花森安治と「暮しの手帖」展@世田谷文学館



 京王線の蘆花公園駅から歩いて10分ほどのところに、世田谷文学館はある。駅を降りてみて、数年前大学生だった頃に、文学館に近い場所にある老人ホームを訪れたことを思い出した。施設にはとても金がかかっていて、入居しているお年寄りが、元大学教授だとか、元会社社長だとか、社会的地位の高かったひとばかりだった。呆けてしまった老婦人が英語で歌を歌っていたりして、強いカルチャーショックを覚えたのを鮮やかに思い出した。名士とて死からは逃れられぬ。いわんや呆けるをや。
 文学館の入り口に辿り着くに至って、「入居していた老人を車椅子に乗せてロビーまで散歩にやってきたな」とはっきり思い出して、やや感傷的な心持ちになる。「花森安治」について知ったのも大学時代によく通った喫茶店の女主人が、彼のデザインや文章のセンスに心を留めて、店に花森の著作が何点か置いてあったからだ。あの喫茶店も今は無い。

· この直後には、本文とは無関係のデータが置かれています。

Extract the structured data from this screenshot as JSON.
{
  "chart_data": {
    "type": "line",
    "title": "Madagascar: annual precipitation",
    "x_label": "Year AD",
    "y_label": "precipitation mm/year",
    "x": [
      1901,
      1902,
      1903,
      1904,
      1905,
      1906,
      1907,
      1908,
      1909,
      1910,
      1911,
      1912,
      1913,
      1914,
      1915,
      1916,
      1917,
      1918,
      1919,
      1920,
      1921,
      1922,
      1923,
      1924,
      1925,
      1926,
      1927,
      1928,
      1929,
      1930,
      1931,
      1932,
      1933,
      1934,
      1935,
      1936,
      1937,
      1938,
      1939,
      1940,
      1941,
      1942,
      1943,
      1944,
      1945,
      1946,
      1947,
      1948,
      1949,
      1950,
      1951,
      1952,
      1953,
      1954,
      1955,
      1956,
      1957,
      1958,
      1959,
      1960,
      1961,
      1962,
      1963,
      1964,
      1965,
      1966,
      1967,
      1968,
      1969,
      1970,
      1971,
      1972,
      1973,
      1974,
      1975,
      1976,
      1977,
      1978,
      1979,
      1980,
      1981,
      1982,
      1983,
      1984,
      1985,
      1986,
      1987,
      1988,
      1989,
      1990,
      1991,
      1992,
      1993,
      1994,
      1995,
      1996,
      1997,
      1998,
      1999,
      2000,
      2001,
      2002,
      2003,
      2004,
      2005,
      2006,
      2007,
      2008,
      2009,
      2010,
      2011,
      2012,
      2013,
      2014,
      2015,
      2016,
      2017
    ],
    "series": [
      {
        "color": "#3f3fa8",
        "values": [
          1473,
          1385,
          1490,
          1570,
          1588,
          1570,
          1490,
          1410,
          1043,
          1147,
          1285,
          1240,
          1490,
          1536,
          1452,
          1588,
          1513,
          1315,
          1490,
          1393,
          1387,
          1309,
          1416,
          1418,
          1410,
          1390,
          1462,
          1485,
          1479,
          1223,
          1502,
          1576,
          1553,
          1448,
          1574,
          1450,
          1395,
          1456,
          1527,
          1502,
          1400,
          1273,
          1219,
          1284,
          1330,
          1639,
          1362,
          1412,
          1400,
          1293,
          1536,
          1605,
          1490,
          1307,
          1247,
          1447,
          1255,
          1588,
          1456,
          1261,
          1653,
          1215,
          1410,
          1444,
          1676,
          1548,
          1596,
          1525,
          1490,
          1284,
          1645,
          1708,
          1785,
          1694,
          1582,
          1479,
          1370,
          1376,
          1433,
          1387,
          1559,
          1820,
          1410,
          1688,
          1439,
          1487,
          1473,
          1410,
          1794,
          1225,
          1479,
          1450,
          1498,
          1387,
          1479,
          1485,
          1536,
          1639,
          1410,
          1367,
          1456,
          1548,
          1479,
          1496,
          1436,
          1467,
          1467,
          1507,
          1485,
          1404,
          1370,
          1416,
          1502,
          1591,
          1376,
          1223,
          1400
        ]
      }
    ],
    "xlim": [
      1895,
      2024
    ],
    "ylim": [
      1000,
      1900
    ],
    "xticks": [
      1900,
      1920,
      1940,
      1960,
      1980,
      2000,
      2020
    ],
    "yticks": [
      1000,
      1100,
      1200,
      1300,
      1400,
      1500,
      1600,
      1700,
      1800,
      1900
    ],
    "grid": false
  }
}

 展示の一番初めに並んでいたのは花森自身による「暮しの手帖」(昭和23年創刊)の表紙絵だ。そのどれにも非常に繊細な感覚があらわれていて、単に「かわいらしい」で済まされない、鬼気迫るものを感じた。おそろしいほどのこだわり。雑誌に携わった社員たちはさぞかしたいへんな毎日を送ったのだろうと思わせるのにじゅうぶんなあんばいだった。まるで個人誌のようなおもむきの雑誌が数十年発行され続けたのは驚くに値する。彼がその死を以って編集の任を降りてからの同誌は、おそらくだいぶ違うものになっているのだろう。


 蛇足だが、愚母が愛読している「通販生活」に、「暮しの手帖」からの影響を感じなくも無かった。むろん前者はこんにちの通販雑誌なので、いささか商業色が強いのは否めないが、読者を啓蒙するような読み物記事が多いところに共通する点を感じた。